Town issues brochure for corridor businesses

Who benefits or loses most from the U.S. 340-522 North Corridor remains a hotly debated issue between Warren County and Front Royal.

But, as leaders on both sides consider another proposed deal over money generated by the commercially rich corridor, the town issued a guide for proprietors and property owners this week on how Front Royal supplies water and sewer service to the area and the prices users pay.

Customers in the corridor receive utilities at in-town rates through Payment In Lieu Of Taxes (PILOT) contracts per an agreement between Front Royal and the county. The town then receives the revenue from the PILOT fees.

Town Manager Steve Burke said proprietors moving businesses into the corridor typically need an explanation about the program. The Front Royal-Warren County Economic Development Authority helped create the brochure to better explain the PILOT fees program, Burke said.

“Basically, it was an opportunity for the town to provide an educational pamphlet … so that [customers] would have a better understanding of the PILOT program, have a general understanding of the PILOT contract that the town has them execute to become a utility customer and, hopefully, to all the county and EDA to be in a better position to market the corridor,” Burke said.

The brochure wasn’t created in response to the ongoing debates among Town Council members and the Board of Supervisors over whether or not Front Royal should be able to collect more money from the businesses in the corridor. Burke said town officials had been discussing the development of the brochure with the EDA and Warren County representatives.

Council recently offered to the county a compromise that would allow the town to collect more revenue from the corridor. The Board of Supervisors has not discussed the deal openly.
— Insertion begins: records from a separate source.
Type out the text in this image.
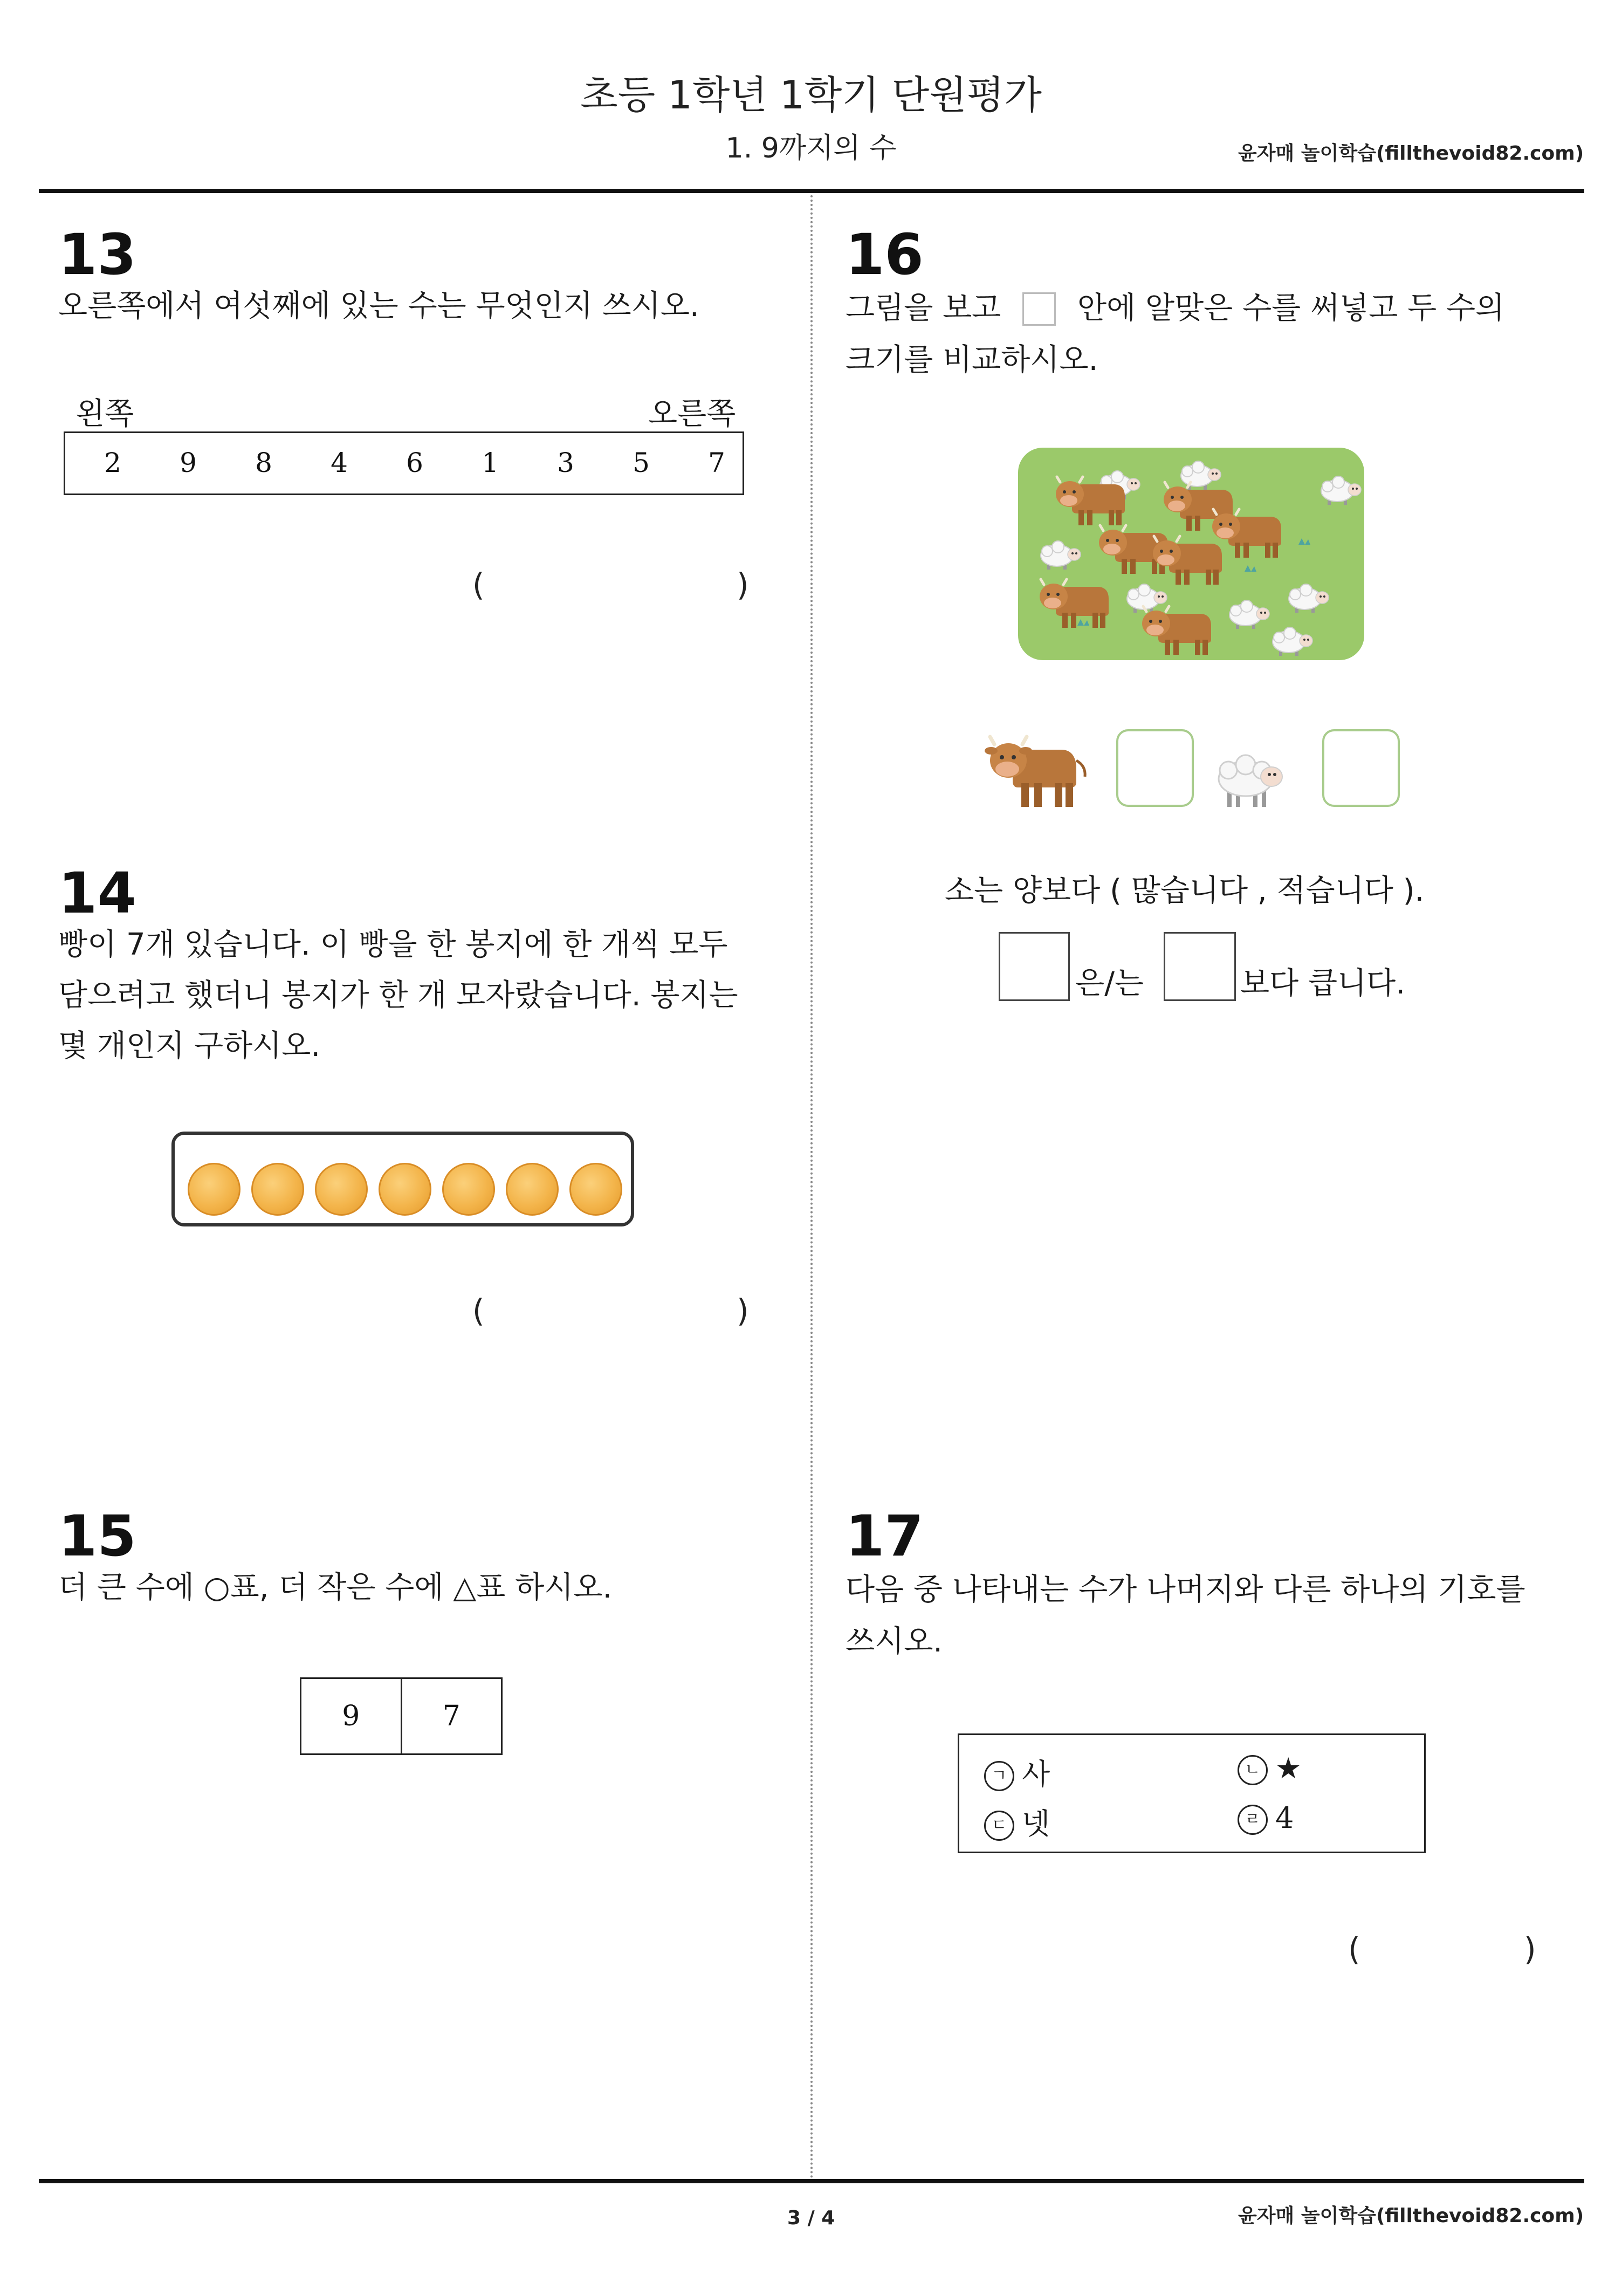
초등 1학년 1학기 단원평가
1. 9까지의 수	윤자매 놀이학습(fillthevoid82.com)
13
오른쪽에서 여섯째에 있는 수는 무엇인지 쓰시오.
왼쪽	오른쪽
2	9	8	4	6	1	3	5	7
(	)
14
빵이 7개 있습니다. 이 빵을 한 봉지에 한 개씩 모두
담으려고 했더니 봉지가 한 개 모자랐습니다. 봉지는
몇 개인지 구하시오.
(	)
15
더 큰 수에 ○표, 더 작은 수에 △표 하시오.
9	7
16
그림을 보고	안에 알맞은 수를 써넣고 두 수의
크기를 비교하시오.
소는 양보다 ( 많습니다 , 적습니다 ).
은/는	보다 큽니다.
17
다음 중 나타내는 수가 나머지와 다른 하나의 기호를
쓰시오.
ㄱ 사	ㄴ ★
ㄷ 넷	ㄹ 4
(	)
3 / 4	윤자매 놀이학습(fillthevoid82.com)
“The timing works out because part of the compromise that the town is putting forward would be to hopefully allow the county to continue develop commercially and this would just be a tool that would allow them to better communicate with those new businesses,” Burke said.

In the past, some new customers were not aware they needed to complete the contract with the town before setting up service, Burke said. As a result, the town and the customer had to act quickly to establish the service in time for the business to open, he recalled.

The town distributed copies of the brochure to the county and the EDA and made the Rt. 522 Corridor Utility Guide available on the website at www.frontroyalva.com. The brochure explains the process through which prospective customers must go to ultimately receive utility service at the in-town rates.

In the 1980s, Front Royal extended water and sewer service into the corridor to help spur commercial and industrial development that would generate revenue Warren County needed to improve its school system.

An agreement reached in 1998 between the town and county, and legislation put in place by the Virginia General Assembly, allows Front Royal to collect PILOT fees identified in the utility contracts with corridor customers. Front Royal can collect as part of the bill the equivalent of various taxes it would normally assess to businesses in town limits.